Masyarakat Sasak sebenarnya adalah masyarakat yang rajin. Ketika memiliki kesempatan bekerja, dijalankannya dengan ketekunan. Mari kita lihat contoh sebenarnya masyarakat Sasak, yang walaupun hanya memiliki kesempatan sedikit, mau mengerjakan pekerjaan yang mungkin tidak pernah dicita-citakan saat masuk Sekolah Dasar dulu. Para petani atau buruh tani Sasak pada pagi-pagi hari, bahkan ketika ayam atau penduduk lainnya belum bangun, mereka sudah berada di sawah untuk memanen padi mereka atau padi pemilik sawah. Penulis sendiri tidak bisa membayangkan, bangun pagi-pagi, di tengah-tengah dingin dan embun pagi, yang meliputi daun-daun dari padi yang hendak dipanen, sungguh membutuhkan kesabaran dan kemauan keras demi menghidupi diri dan keluarga sehari dua hari. Adalah pantas, dengan demikian, kalau rizki mereka, para petani, (mungkin) lebih berkah. Belum lagi para peternak, terutama peternak sapi dan kambing, yang setiap hari harus menyediakan rumput untuk makanan sapi yang sering sulit didapat, lebih-lebih pada musim kemarau. Tapi mereka tidak putus asa, hingga rela mencari rumput atau dedaunan lainnya ke tempat lain yang terkadang membutuhkan pengorbanan tidak hanya tenaga dan waktu tapi juga uang untuk membayar angkutan. Tidak hanya itu, sejumlah masyarakat Sasak juga ada yang bekerja hingga ke daerah lain seperti Bali menjadi buruh pasir, Sumbawa menjadi buruh panen saat musim panen padi.
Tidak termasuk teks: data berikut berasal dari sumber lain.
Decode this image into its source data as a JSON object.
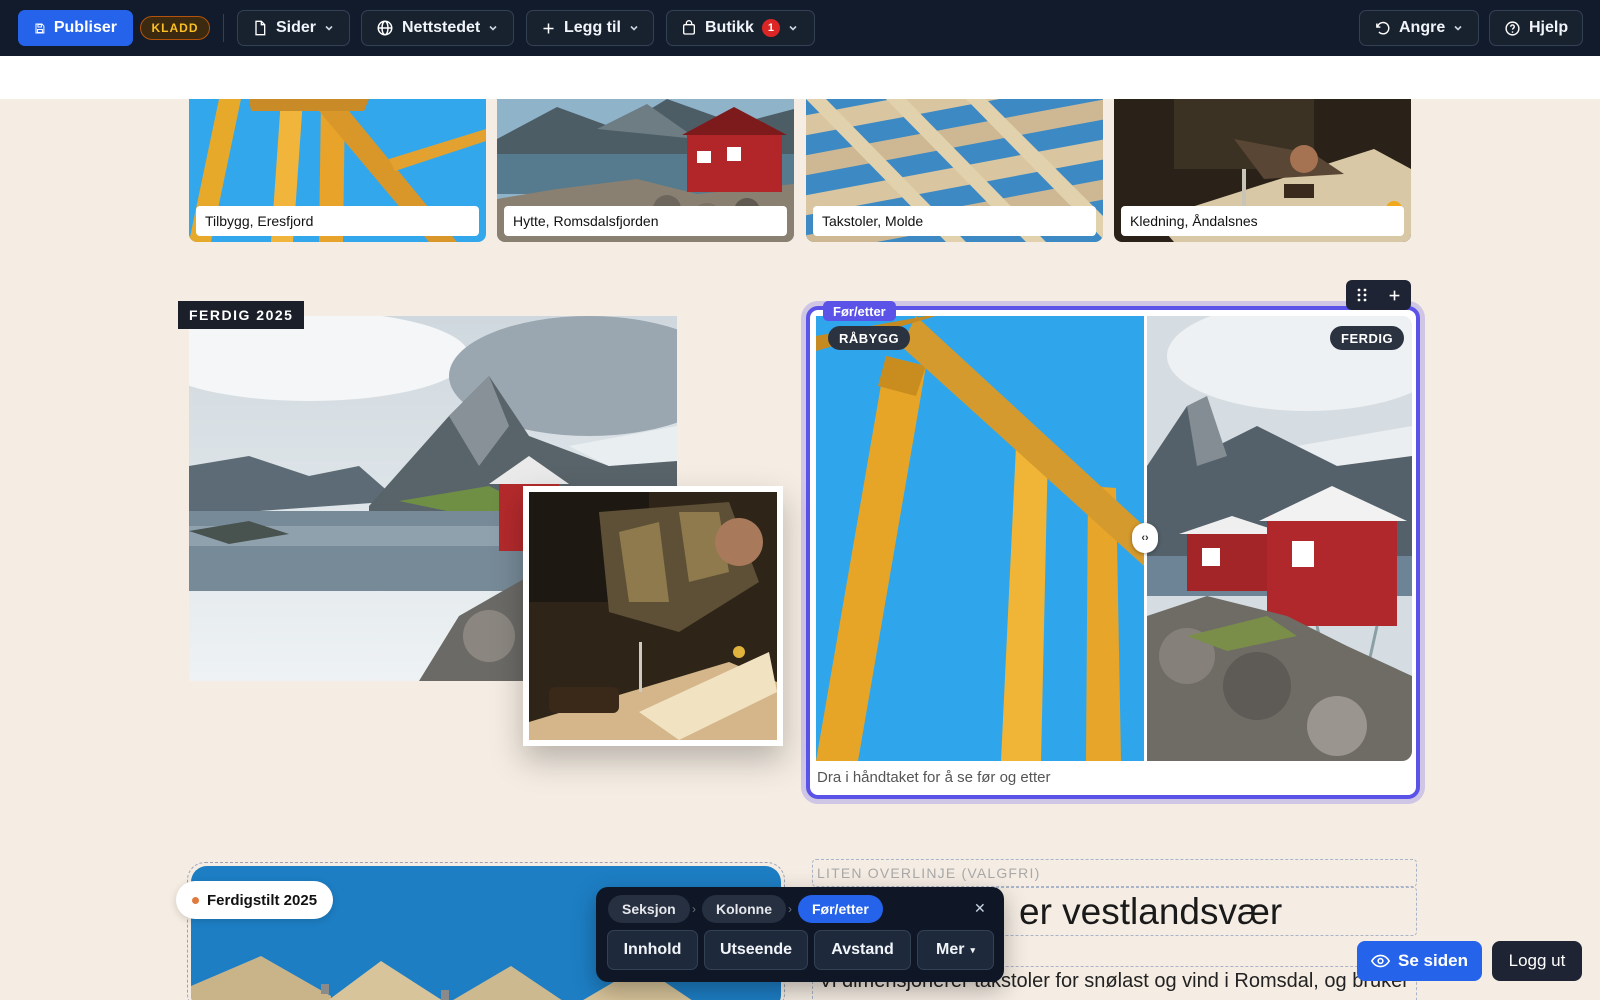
{
  "toolbar": {
    "publish_label": "Publiser",
    "status_badge": "KLADD",
    "pages_label": "Sider",
    "website_label": "Nettstedet",
    "add_label": "Legg til",
    "shop_label": "Butikk",
    "shop_count": "1",
    "undo_label": "Angre",
    "help_label": "Hjelp"
  },
  "gallery": {
    "items": [
      {
        "caption": "Tilbygg, Eresfjord"
      },
      {
        "caption": "Hytte, Romsdalsfjorden"
      },
      {
        "caption": "Takstoler, Molde"
      },
      {
        "caption": "Kledning, Åndalsnes"
      }
    ]
  },
  "collage": {
    "tag": "FERDIG 2025"
  },
  "before_after": {
    "block_label": "Før/etter",
    "before_label": "RÅBYGG",
    "after_label": "FERDIG",
    "handle_glyph": "‹›",
    "caption": "Dra i håndtaket for å se før og etter"
  },
  "bottom": {
    "completed_pill": "Ferdigstilt 2025",
    "overline": "LITEN OVERLINJE (VALGFRI)",
    "headline": "er vestlandsvær",
    "body": "Vi dimensjonerer takstoler for snølast og vind i Romsdal, og bruker"
  },
  "floating_toolbar": {
    "breadcrumbs": [
      "Seksjon",
      "Kolonne",
      "Før/etter"
    ],
    "separator": "›",
    "buttons": [
      "Innhold",
      "Utseende",
      "Avstand",
      "Mer"
    ],
    "more_caret": "▾",
    "close_glyph": "✕"
  },
  "footer": {
    "view_site_label": "Se siden",
    "logout_label": "Logg ut"
  },
  "colors": {
    "accent": "#2563eb",
    "selection": "#5b52e8",
    "topbar": "#121b2b",
    "page_bg": "#f5ede3",
    "draft_badge": "#fbbf24",
    "notification": "#dc2626"
  }
}
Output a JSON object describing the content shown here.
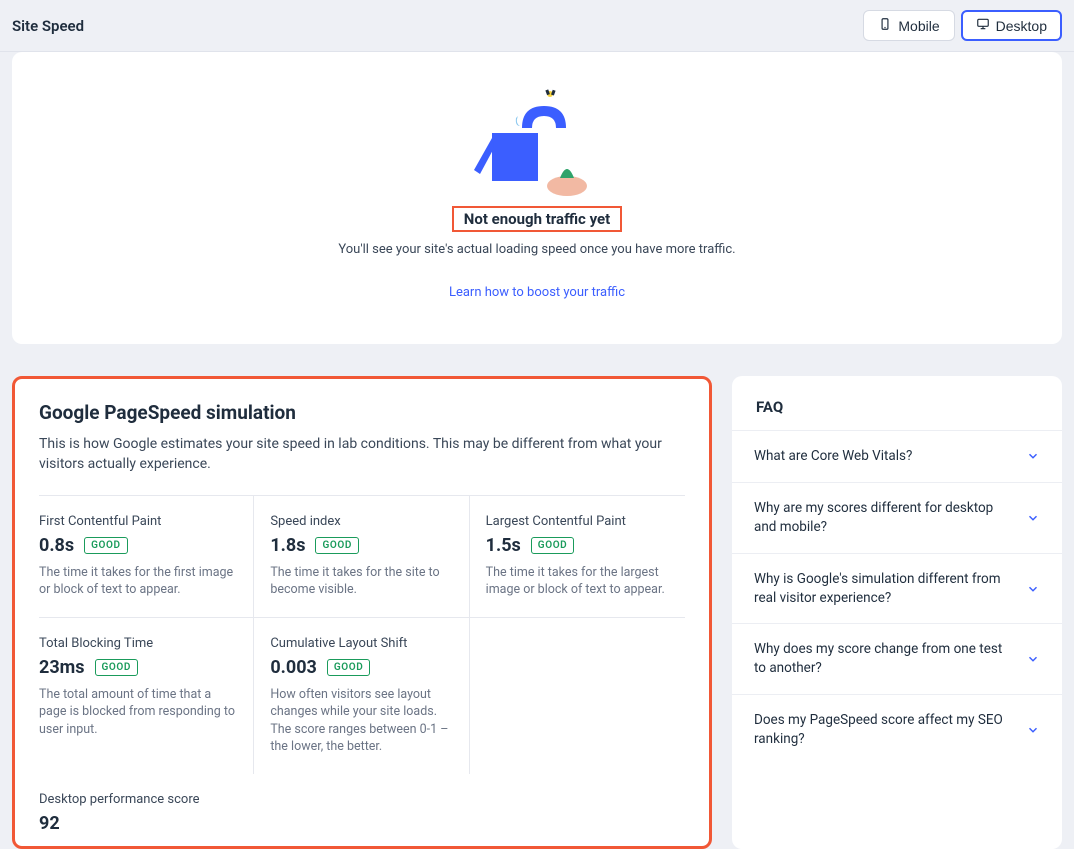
{
  "header": {
    "title": "Site Speed",
    "mobile_label": "Mobile",
    "desktop_label": "Desktop"
  },
  "empty": {
    "heading": "Not enough traffic yet",
    "sub": "You'll see your site's actual loading speed once you have more traffic.",
    "link": "Learn how to boost your traffic"
  },
  "sim": {
    "title": "Google PageSpeed simulation",
    "desc": "This is how Google estimates your site speed in lab conditions. This may be different from what your visitors actually experience.",
    "metrics": [
      {
        "label": "First Contentful Paint",
        "value": "0.8s",
        "badge": "GOOD",
        "desc": "The time it takes for the first image or block of text to appear."
      },
      {
        "label": "Speed index",
        "value": "1.8s",
        "badge": "GOOD",
        "desc": "The time it takes for the site to become visible."
      },
      {
        "label": "Largest Contentful Paint",
        "value": "1.5s",
        "badge": "GOOD",
        "desc": "The time it takes for the largest image or block of text to appear."
      },
      {
        "label": "Total Blocking Time",
        "value": "23ms",
        "badge": "GOOD",
        "desc": "The total amount of time that a page is blocked from responding to user input."
      },
      {
        "label": "Cumulative Layout Shift",
        "value": "0.003",
        "badge": "GOOD",
        "desc": "How often visitors see layout changes while your site loads. The score ranges between 0-1 – the lower, the better."
      }
    ],
    "perf_label": "Desktop performance score",
    "perf_value": "92"
  },
  "faq": {
    "title": "FAQ",
    "items": [
      "What are Core Web Vitals?",
      "Why are my scores different for desktop and mobile?",
      "Why is Google's simulation different from real visitor experience?",
      "Why does my score change from one test to another?",
      "Does my PageSpeed score affect my SEO ranking?"
    ]
  }
}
Belum lagi pekerjaan-pekerjaan lainnya yang juga ditekuni, memungut pasir di kali atau lokasi-lokasi tambang pasir tertentu lainnya. Ratusan kali menyekop pasir ke atas truk/dam dengan telanjang dada, peluh dan keringat yang mengkilat. Buruh pasar atau buruh serabutan yang bekerja dengan sekuat tenaga namun dengan upah yang hanya cukup untuk menyambung nafas sehari.
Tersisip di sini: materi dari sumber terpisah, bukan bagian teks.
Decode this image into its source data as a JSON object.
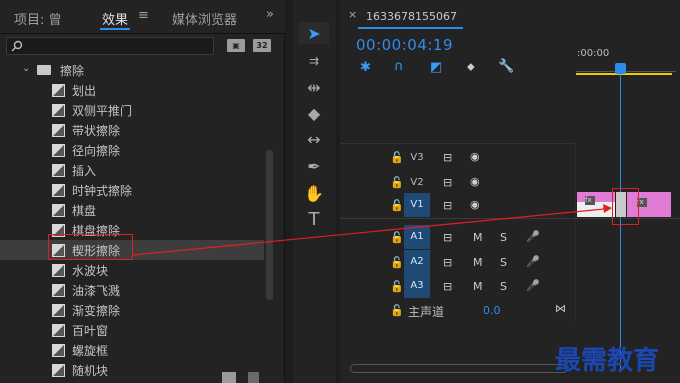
{
  "left_panel": {
    "tabs": [
      {
        "label": "项目: 曾"
      },
      {
        "label": "效果"
      },
      {
        "label": "媒体浏览器"
      }
    ],
    "menu_icon": "≡",
    "overflow_icon": "»",
    "badges": [
      "32"
    ],
    "folder": "擦除",
    "items": [
      "划出",
      "双侧平推门",
      "带状擦除",
      "径向擦除",
      "插入",
      "时钟式擦除",
      "棋盘",
      "棋盘擦除",
      "楔形擦除",
      "水波块",
      "油漆飞溅",
      "渐变擦除",
      "百叶窗",
      "螺旋框",
      "随机块"
    ],
    "selected_index": 8
  },
  "timeline": {
    "title": "1633678155067",
    "timecode": "00:00:04:19",
    "ruler_label": ":00:00",
    "tracks": [
      {
        "name": "V3",
        "kind": "video"
      },
      {
        "name": "V2",
        "kind": "video"
      },
      {
        "name": "V1",
        "kind": "video",
        "target": true
      },
      {
        "name": "A1",
        "kind": "audio",
        "target": true
      },
      {
        "name": "A2",
        "kind": "audio",
        "target": true
      },
      {
        "name": "A3",
        "kind": "audio",
        "target": true
      }
    ],
    "master_label": "主声道",
    "master_value": "0.0",
    "m_label": "M",
    "s_label": "S"
  },
  "watermark": "最需教育",
  "colors": {
    "accent": "#2d8ceb",
    "clip": "#e07bd6",
    "annotation": "#e02020",
    "ruler_bar": "#e8d000"
  }
}
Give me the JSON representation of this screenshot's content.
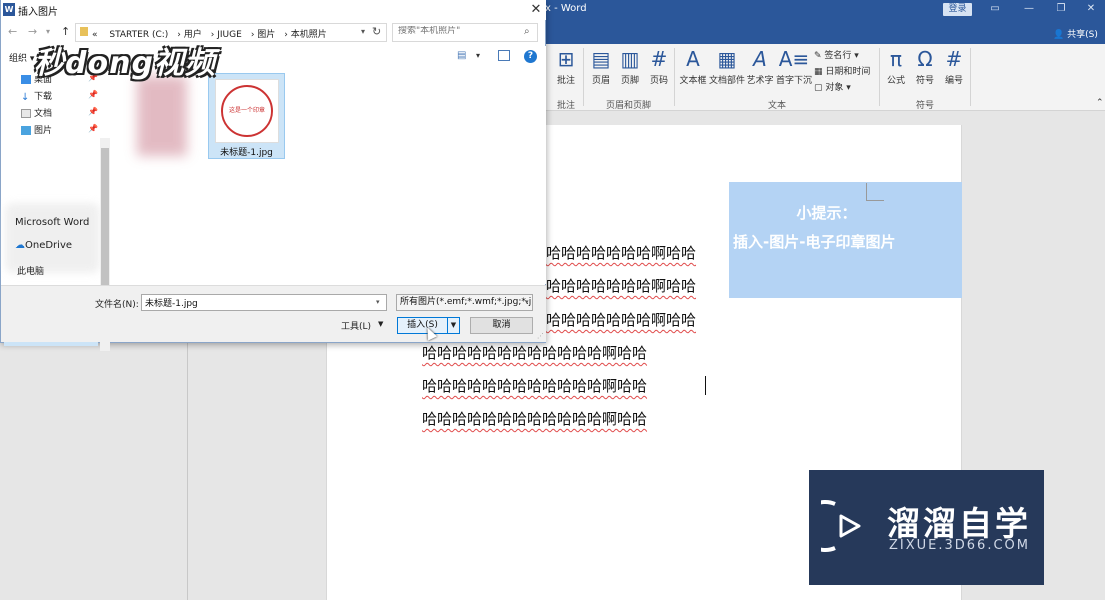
{
  "word": {
    "title": "x - Word",
    "login_label": "登录",
    "share_label": "共享(S)",
    "window_controls": [
      "restore-icon",
      "minimize-icon",
      "maximize-icon",
      "close-icon"
    ]
  },
  "ribbon": {
    "buttons": [
      {
        "label": "批注",
        "icon": "comment-icon"
      },
      {
        "label": "页眉",
        "icon": "header-icon"
      },
      {
        "label": "页脚",
        "icon": "footer-icon"
      },
      {
        "label": "页码",
        "icon": "page-number-icon"
      },
      {
        "label": "文本框",
        "icon": "textbox-icon"
      },
      {
        "label": "文档部件",
        "icon": "quick-parts-icon"
      },
      {
        "label": "艺术字",
        "icon": "wordart-icon"
      },
      {
        "label": "首字下沉",
        "icon": "dropcap-icon"
      },
      {
        "label": "公式",
        "icon": "equation-icon"
      },
      {
        "label": "符号",
        "icon": "symbol-icon"
      },
      {
        "label": "编号",
        "icon": "number-icon"
      }
    ],
    "small_buttons": [
      "签名行",
      "日期和时间",
      "对象"
    ],
    "groups": [
      "批注",
      "页眉和页脚",
      "文本",
      "符号"
    ]
  },
  "document": {
    "tip_title": "小提示：",
    "tip_body": "插入-图片-电子印章图片",
    "lines": [
      "哈哈哈哈哈哈哈哈哈哈哈哈啊哈哈",
      "哈哈哈哈哈哈哈哈哈哈哈哈啊哈哈",
      "哈哈哈哈哈哈哈哈哈哈哈哈啊哈哈",
      "哈哈哈哈哈哈哈哈哈哈哈哈啊哈哈",
      "哈哈哈哈哈哈哈哈哈哈哈哈啊哈哈",
      "哈哈哈哈哈哈哈哈哈哈哈哈啊哈哈"
    ],
    "visible_fragment": "哈哈哈哈哈哈哈啊哈哈"
  },
  "dialog": {
    "title": "插入图片",
    "path": [
      "«",
      "STARTER (C:)",
      "用户",
      "JIUGE",
      "图片",
      "本机照片"
    ],
    "search_placeholder": "搜索\"本机照片\"",
    "organize_label": "组织 ▾",
    "nav_items": [
      "桌面",
      "下载",
      "文档",
      "图片"
    ],
    "nav_big_items": [
      "Microsoft Word",
      "OneDrive",
      "此电脑"
    ],
    "file_name_label": "文件名(N):",
    "file_name_value": "未标题-1.jpg",
    "file_type_value": "所有图片(*.emf;*.wmf;*.jpg;*.j",
    "tools_label": "工具(L)",
    "insert_label": "插入(S)",
    "cancel_label": "取消",
    "files": [
      {
        "name": "未标题-1.jpg",
        "stamp_text": "这是一个印章",
        "selected": true
      }
    ]
  },
  "watermarks": {
    "video": "秒dong视频",
    "brand_name": "溜溜自学",
    "brand_sub": "ZIXUE.3D66.COM"
  },
  "colors": {
    "word_blue": "#2b579a",
    "tip_bg": "#b4d3f4",
    "stamp_red": "#cc3333",
    "brand_bg": "#26395a"
  }
}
Juga pekerjaan-pekerjaan lainnya yang upahnya tidak sebanding dengan pengorbanan tenaga dan waktu yang diberikan. Seorang tetangga saya misalnya, bekerja sebagai penjaga sebuah penginapan, dan terkadang merangkap roomboy yang mengurus tamu. Bekerja dari pagi hingga malam, tidak diijinkan pulang oleh majikan, meninggalkan keluarga di rumah, meninggalkan masyarakatnya. Badannya kurus, suaranya parau, terlihat letih-lelah dengan nafas yang terkadang tersengal. Ironisnya hanya mendapat upah Rp 350.000/bulan atau sekitar Rp 12.000 perhari. Tapi tetap dijalankannya, karena tanggung jawab sebagai kepala keluarga. Dia tidak akan melepas tangan kiri sebelum tangan kanan berpegang.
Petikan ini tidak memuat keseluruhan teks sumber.